Sex Education Season 3 Review

It’s another spectacular and star-studded performance for the infamous cast of Moordale Secondary.
3 min read

The third season of the incredibly popular Netflix show Sex Education was released on Friday, September 17. The show sees main characters such as Otis (Asa Butterfield) and Maeve (Emma Mackay) return for their final year at Moordale Secondary under the new leadership of Hope Haddon (Jemima Kirke). Hope aims to transform the school after it was shamed by the local press, granting it the nickname ‘Sex School’ after rumours surfaced in Season 2 that Moordale was subject to an outbreak of chlamydia.

Sex Education is renowned for tackling many topical sexual health issues through many of the characters storylines, and the third season seems to continue this trend. Several of these issues include myths surrounding sex, sexual orientation and sexual identities.

Season 3 includes a storyline between Adam (Connor Swindells) and Eric (Ncuti Gatwa) which deals with people feeling shame around their sexual orientation. In several of the Season 3 scenes, Adam is embarrassed about his relationship with Eric when fellow classmates laugh at him when he walks into the changing room holding Eric’s hand. Throughout the season, Adam is reluctant to tell his mother that Eric is not only his friend but that they are dating, but he realises towards the end of the season that he can no longer keep it from her and he is no longer ashamed of who he is. This issue of shame is also shown through Lily (Tanya Reynolds) and Ola’s (Patricia Allison) storyline, as Lily becomes ashamed of her sexual fantasies involving aliens and wants to change who she is.

This is an important issue within not only the LGBTQ+ community but also for the wider society. Sex Education tackles this issue well within Adam and Eric’s storyline, as Adam comes to terms with his emotions and sexual preferences. It is great to see modern television shows tackle issues such as these since shows in the previous decades did not dare to tread into this territory.

This season also continues Aimee (Aimee Lou Wood)’s incredibly important storyline surrounding her sexual assault in the second season. In this season, Aimee is trying to cope with the post-trauma of the events of the last term, as she admits that she has a fear of intimacy with her boyfriend Steve (Chris Jenks) and no longer loves her body. Sex Education aims to show that victims of sexual assault are not alone and that professional help is always available.

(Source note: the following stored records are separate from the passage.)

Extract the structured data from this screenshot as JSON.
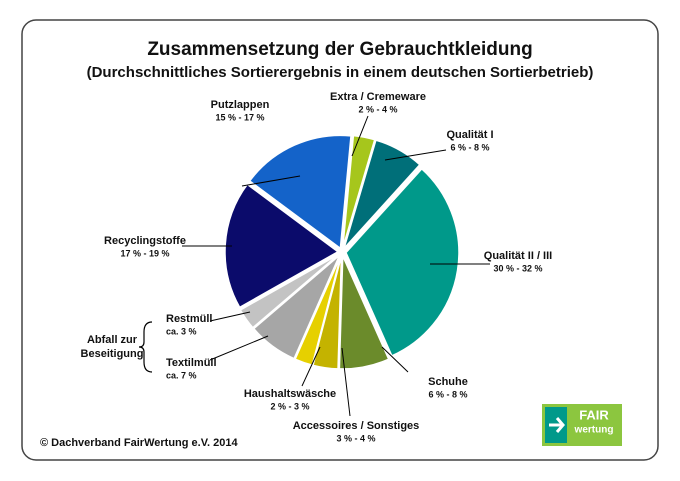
{
  "chart_data": {
    "type": "pie",
    "title": "Zusammensetzung der Gebrauchtkleidung",
    "subtitle": "(Durchschnittliches Sortierergebnis in einem deutschen Sortierbetrieb)",
    "categories": [
      "Extra / Cremeware",
      "Qualität I",
      "Qualität II / III",
      "Schuhe",
      "Accessoires / Sonstiges",
      "Haushaltswäsche",
      "Textilmüll",
      "Restmüll",
      "Recyclingstoffe",
      "Putzlappen"
    ],
    "values": [
      3,
      7,
      31,
      7,
      3.5,
      2.5,
      7,
      3,
      18,
      16
    ],
    "value_labels": [
      "2 % - 4 %",
      "6 % - 8 %",
      "30 % - 32 %",
      "6 % - 8 %",
      "3 % - 4 %",
      "2 % - 3 %",
      "ca. 7 %",
      "ca. 3 %",
      "17 % - 19 %",
      "15 % - 17 %"
    ],
    "colors": [
      "#a6c61c",
      "#006f79",
      "#00998a",
      "#6b8b2b",
      "#c4b300",
      "#e6d000",
      "#a6a6a6",
      "#c3c3c3",
      "#0b0b6b",
      "#1463c9"
    ],
    "group_label": [
      "Abfall zur",
      "Beseitigung"
    ],
    "source": "© Dachverband FairWertung e.V. 2014",
    "logo": [
      "FAIR",
      "wertung"
    ]
  }
}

Aimee seeks the help of Otis’ mum Dr Jean Milburn (Gillian Anderson). Jean helps Aimee comes to terms with the traumatic event she experienced and what she can do to finally heal herself and move on with her life.

The new season also continues Maeve’s storyline involving her rocky relationship with her Mum (Anne-Marie Duff) after her sister Elsie was placed into foster care. In the second season, Maeve called the police on her Mum after she suspected she was consuming drugs around Elsie, in which social services took Elsie into care.

All questions are also answered regarding Isaac deleting Otis’ voicemail to Maeve, confessing his feelings to her.

The third season of Sex Education is certainly on par with the first two seasons, as teenagers deal with complicated issues such as sex, relationships and trauma. All three seasons of Sex Education are available to stream exclusively on Netflix.